U.S. Releases Landmark Blueprint for Cleaner Industrial Sector
The U.S. Energy Department and the White House Office of Science and Technology Policy on Nov. 18 released a national blueprint for creating a cleaner and more competitive industrial sector. The department developed the blueprint in collaboration with several federal agencies to highlight how the government can enable the private sector to reduce emissions, improve supply chain resilience and foster industrial innovation.
The U.S. manufacturing sector is part of the backbone of the U.S. economy, accounting for 12 percent of the country’s annual gross domestic product. However, due to the carbon-intensive nature of many industrial processes, the manufacturing sector is responsible for around 20 percent of annual greenhouse gas emissions. The blueprint lays out a multi-dimensional approach to reducing industrial emissions and supporting research, development, and commercialization of technology.
The U.S. has an ambitious target to reduce emissions by around 50 percent from 2005 levels by 2030. Industrial emissions are difficult to reduce because of the complexity of processes and diversity of emissions processes. The department has found that the industrial sector can reduce 58 percent of its carbon emissions by 2030 using technology that is already available.
One of the key sources of industrial carbon dioxide is heat, which is used for materials processing, chemical separation, and steam generation. In 2020, industrial heating contributed around 30 percent of the sector’s energy-related carbon emissions.
The report states that the manufacturing sector can reduce heat-related emissions through electrification and replacing boilers with heat pumps and thermal batteries. Emerging technologies such as heat recovery enhanced geothermal, concentrated solar thermal, advanced nuclear, and thermal storage also have great potential to reduce heat-based emissions. Last month, the department announced $43 million to support the development of transformational technologies that will lower energy use and emissions across industrial subsectors.

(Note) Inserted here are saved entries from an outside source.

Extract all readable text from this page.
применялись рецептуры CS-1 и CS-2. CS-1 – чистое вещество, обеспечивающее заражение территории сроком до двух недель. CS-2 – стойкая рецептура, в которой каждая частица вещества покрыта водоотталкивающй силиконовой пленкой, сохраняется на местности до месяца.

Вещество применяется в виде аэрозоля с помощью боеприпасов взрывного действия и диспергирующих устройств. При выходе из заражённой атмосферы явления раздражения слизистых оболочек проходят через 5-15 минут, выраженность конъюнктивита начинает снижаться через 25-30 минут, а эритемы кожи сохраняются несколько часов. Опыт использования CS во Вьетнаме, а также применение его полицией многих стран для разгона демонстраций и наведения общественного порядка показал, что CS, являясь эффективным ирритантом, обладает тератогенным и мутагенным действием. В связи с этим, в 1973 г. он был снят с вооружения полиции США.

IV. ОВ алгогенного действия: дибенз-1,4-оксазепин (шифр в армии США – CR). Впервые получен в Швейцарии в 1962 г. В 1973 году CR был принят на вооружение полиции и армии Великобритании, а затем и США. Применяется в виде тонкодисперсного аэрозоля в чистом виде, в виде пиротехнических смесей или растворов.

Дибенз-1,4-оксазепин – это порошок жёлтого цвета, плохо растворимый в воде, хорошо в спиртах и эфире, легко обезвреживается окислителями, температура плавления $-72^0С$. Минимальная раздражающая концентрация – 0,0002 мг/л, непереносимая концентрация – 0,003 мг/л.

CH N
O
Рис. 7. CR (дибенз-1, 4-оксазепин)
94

The blueprint outlines “levers” or tools the government can use to accelerate industrial decarbonization, particularly supply-side investments and demand pulls. Some of the government’s key supply-side actions are tax incentives, grants, and loans for demonstration and deployment. For example, earlier this year, the department announced $4 billion in Advanced Energy Tax Credits, with $500 million reserved for industrial decarbonization. Companies can use these manufacturing tax credits to carry out retrofitting for electrification and switching to renewable fuel sources.
Additionally, in March 2024, the department announced its largest investment in industrial decarbonization with $6 billion in funding for 33 projects. The funding was possible through the 2021 Infrastructure Investment and Jobs Act and the 2022 Inflation Reduction Act, both of which have provisions to tackle decarbonization in carbon-intensive sectors like manufacturing. Selected projects covered areas such as reducing carbon dioxide in cement processing, using hydrogen facilities to reduce carbon emissions in steel manufacturing, and energy optimization for paper and aluminum.